Lydia fu colpita dalla tristezza che le lesse negli occhi.

«Ma è tuo figlio».

«Io non posso dargli una vita. Tuo marito può».

Lydia si sentiva lacerata. Voleva molto bene a Maz, ma tutta quella storia era folle. Ricordò Adil mentre le diceva che la madre di Maz presto sarebbe morta, e allora cosa ne sarebbe stato del bambino?

Con un sorriso, Maz le corse incontro e mise la mano nelle sue. Lydia sapeva riconoscere una sconfitta e gli restituì il sorriso.

La donna li riaccompagnò attraverso il labirinto di vicoli, riportandoli nel quartiere di Adil. Lydia aveva l’impressione di stare facendo giochi di prestigio con la vita, nella speranza di trovare il posto in cui Alec aveva portato le bambine. E adesso che il destino le aveva riportato Maz da curare per la seconda volta doveva trovare Alec anche per il suo bene.

L’altra donna diede al piccolo un bacio sulla fronte e porse a Lydia un pezzo di carta velina sottile tutto ripiegato. «Ti servirà per il passaporto».

Lydia lo aprì. “Oh cielo, è il certificato di nascita”. Nello spazio riservato al nome del padre era scritto a chiare lettere Alec Cartwright. Perché diamine la donna non gliel’aveva mostrato fin dall’inizio?

Mentre si allontanavano, Lydia pensò alla povertà che aveva visto.
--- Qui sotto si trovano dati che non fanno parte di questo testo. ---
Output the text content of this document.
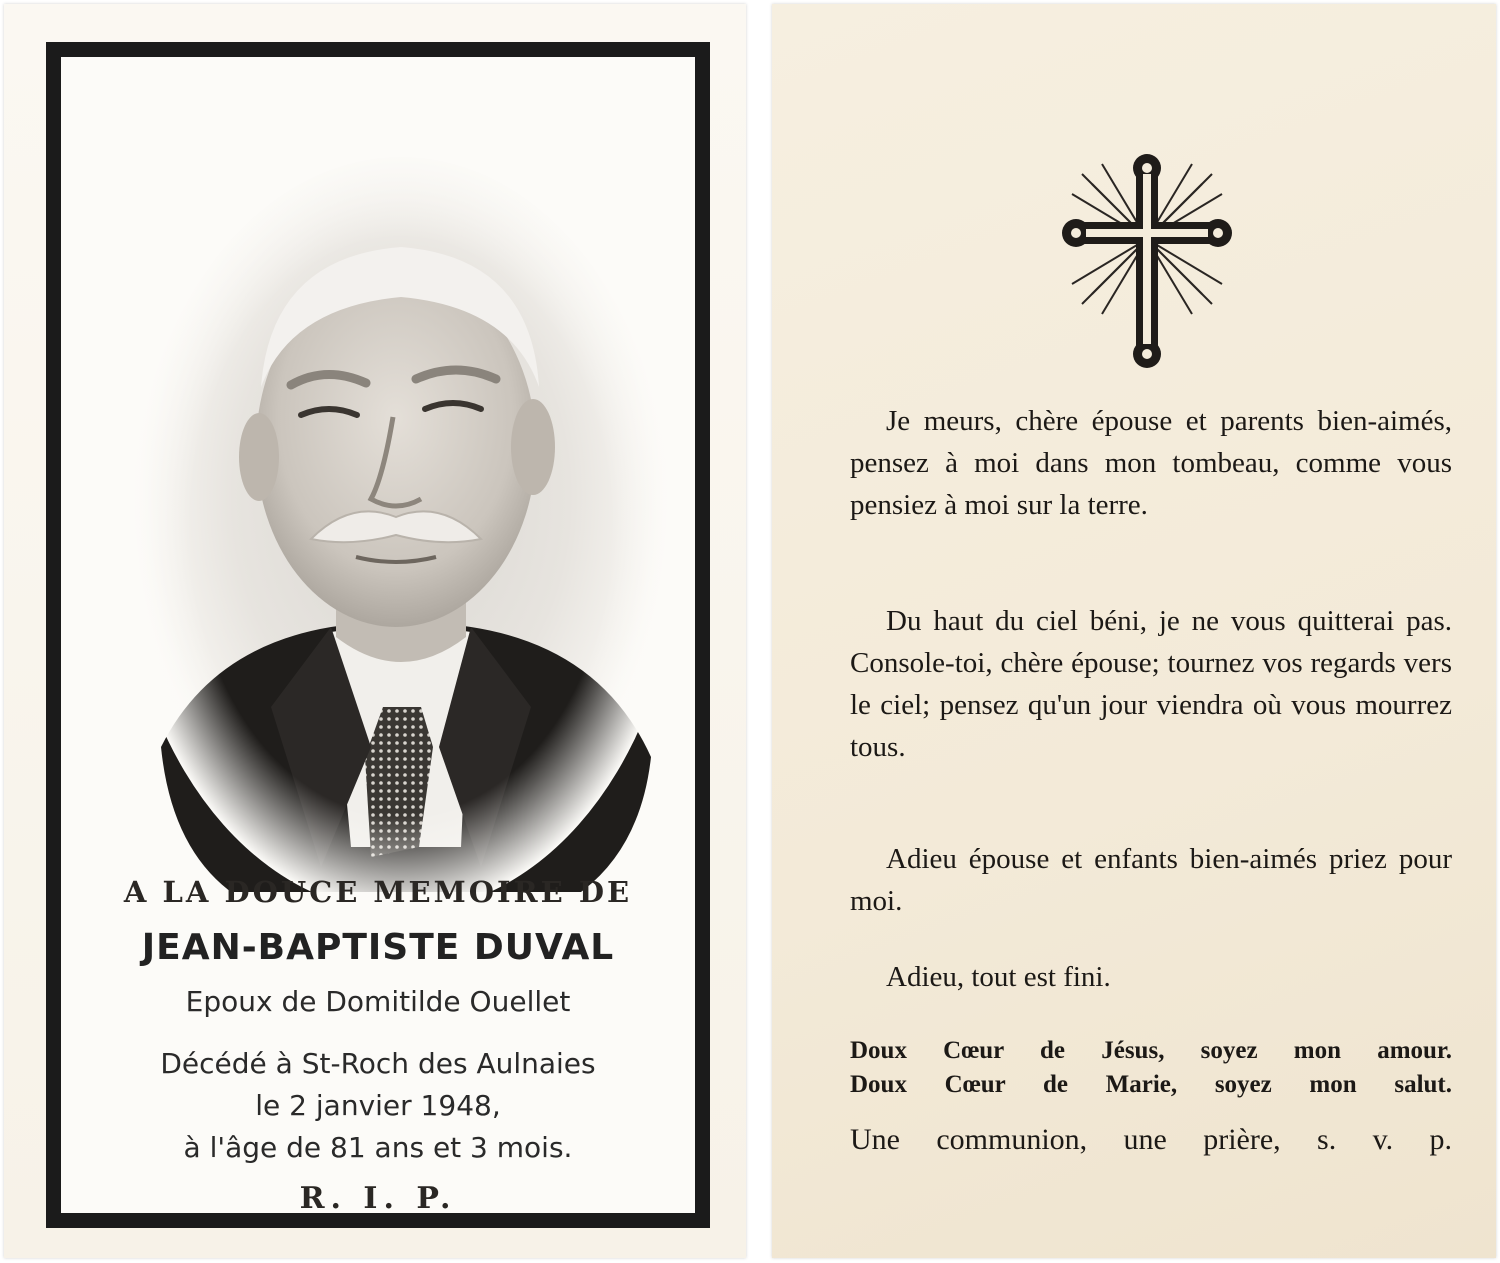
A LA DOUCE MEMOIRE DE
JEAN-BAPTISTE DUVAL
Epoux de Domitilde Ouellet
Décédé à St-Roch des Aulnaies
le 2 janvier 1948,
à l'âge de 81 ans et 3 mois.
R. I. P.

Je meurs, chère épouse et parents bien-aimés, pensez à moi dans mon tombeau, comme vous pensiez à moi sur la terre.

Du haut du ciel béni, je ne vous quitterai pas. Console-toi, chère épouse; tournez vos regards vers le ciel; pensez qu'un jour viendra où vous mourrez tous.

Adieu épouse et enfants bien-aimés priez pour moi.

Adieu, tout est fini.

Doux Cœur de Jésus, soyez mon amour.
Doux Cœur de Marie, soyez mon salut.
Une communion, une prière, s. v. p.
Ricordò come il suo vecchio giardiniere soleva racimolare denaro extra. Come spaventava le piccole con storie di spiriti, di serpenti che inghiottivano vivi i bambini e di streghe che uscivano solo a mezzanotte in cerca di gente da catturare. Una volta Emma era corsa in casa ansante a raccontarle la storia di un demone dal volto di rana che aveva ucciso un gatto siamese nel giardino sul retro.

Fleur aveva insistito che avevano bisogno di un acchiappademoni e Lydia aveva risolto usando una vecchia bambola. L’avevano vestita di bianco e l’avevano posizionata fuori dalla finestra delle bambine. Il giorno successivo il giardiniere era arrivato con una bambola di stracci fatta dalla moglie. A quel punto ne avevano due, e naturalmente lui voleva essere pagato, e Lydia si era sentita raggirata.

Ma la vita era dura, non solo nei nuovi villaggi del reinsediamento ma anche nel mondo esterno. E adesso che aveva visto da vicino come quelle persone fossero costrette a vivere, sapeva cosa dovevano fare per racimolare un dollaro. La verità era che il giardiniere era stato parecchio creativo.

Maz chiacchierava allegramente nonostante avesse lasciato la madre. Era troppo piccolo per capire fino in fondo l’irrevocabilità dell’accaduto. Lydia gli strinse la mano e, prima di svoltare nella via di Adil, si voltò a cogliere uno scorcio di gonna azzurra che scompariva tra la folla. “Che strano”, pensò. “Se non avesse indossato l’azzurro, probabilmente non l’avrei seguita”.